Who doesn’t smile to see a model train chugging around its track, miniature houses and trees in place, lights and whistles on the engine? The longer the track, the more the curves and switches, the longer the tunnels – the better.

Douglas Gordon Hook (1939-1992) loved model trains. His father bought him his first one when he was two years old to brighten a childhood filled with too many lengthy hospital stays. Born in New York City, Douglas was injured at birth, lived his first months in an incubator, and was hospitalized at intervals until he was eleven. Even then his body was not robust. His first child’s train was replaced through the years by more sophisticated models, longer and more elaborate tracks, engines that whistled and smoked, and toy villages to complete the illusion of a miniature world in which he had total freedom of movement.

The interests of the maturing boy gradually turned into adult channels. Scientific studies and philosophical problems replaced model trains. Douglas settled in Houston – I have clues, but not yet confirmation, that he was involved in the space industry there. (Is there a Houston reader who will volunteer to flesh out this story? His obituary from a newspaper in your local library – he died 9 March 1992 – could tell us quite a bit more.)

Douglas was not a religious man. He believed in the potential of mankind, however, and supported causes for mankind’s advancement. His name appears on the lists of donors in multiple charitable drives, usually for the benefit of individual families in crisis. He was active in the group “Humanists of Houston,” serving as their president for a period.

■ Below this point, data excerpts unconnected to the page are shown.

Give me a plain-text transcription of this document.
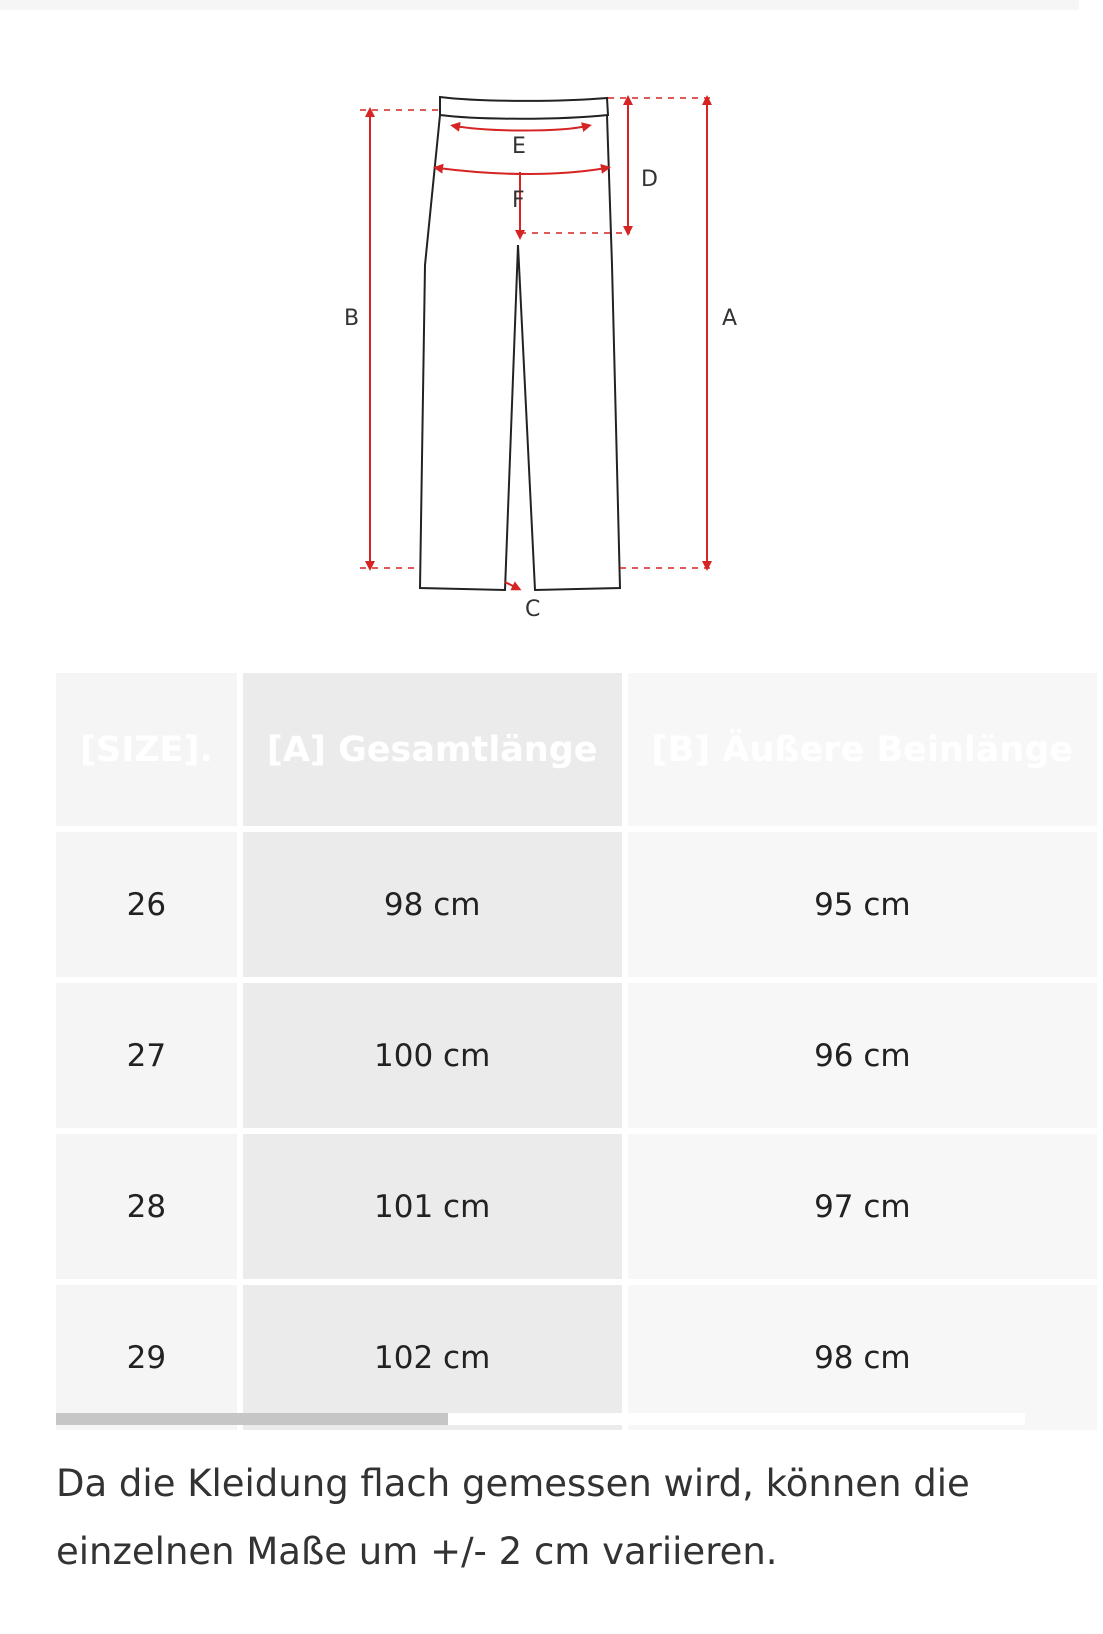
B	A
D
E
F
C
[SIZE].	[A] Gesamtlänge	[B] Äußere Beinlänge
26	98 cm	95 cm
27	100 cm	96 cm
28	101 cm	97 cm
29	102 cm	98 cm

Da die Kleidung flach gemessen wird, können die einzelnen Maße um +/- 2 cm variieren.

Houston, Texas may have benefited most often from his compassion and his personal commitment to bettering the lives of others, but it was hardly the first. That consistent charity was part of Douglas Hook’s life at least as far back as 1954, when he was a straight-A junior at Cypress High School in Magna, Utah, where his father’s work had brought the family for a time.

The 15-year-old’s interests had grown in so many directions that he seldom had time to indulge his fondness for the train set up in his family’s basement. He thought about selling  it – the train was estimated to be worth $300 in 1950s dollars – so that some other boy could enjoy it.

But then he had a better idea.

Douglas spent his entire Christmas vacation in 1954 setting up the train in its sunny new home. He wired the 16-foot-long table to power the track (it took 265 feet of wire for that) and polished and adjusted and put every detail of the set in perfect condition. Then he set the train to running with all its whistles and lights, and even smoke puffing from the engine, and stepped back to watch the train’s new owners get their first wide-eyed look.

Some of them were on crutches, others in wheelchairs or on walkers, and a few were flat on their backs in beds wheeled into the playroom. But all the orthopedic patients of the Primary Children’s Hospital (on its lot where the Conference Center now stands) were entranced by the model train, as fascinated as Douglas had been during his own hospitalized childhood. “I thought,” he said, “that perhaps many of the children there are from remote places where they may not even see trains and that they would really like it.”

He did not want publicity but finally agreed to allow his gift to be reported: “The only reason I am willing to have it written up is the hope that it might help people to think more about hospitals and unfortunate children in them, deprived of normal childhood activities. It might make others think of something they can do.”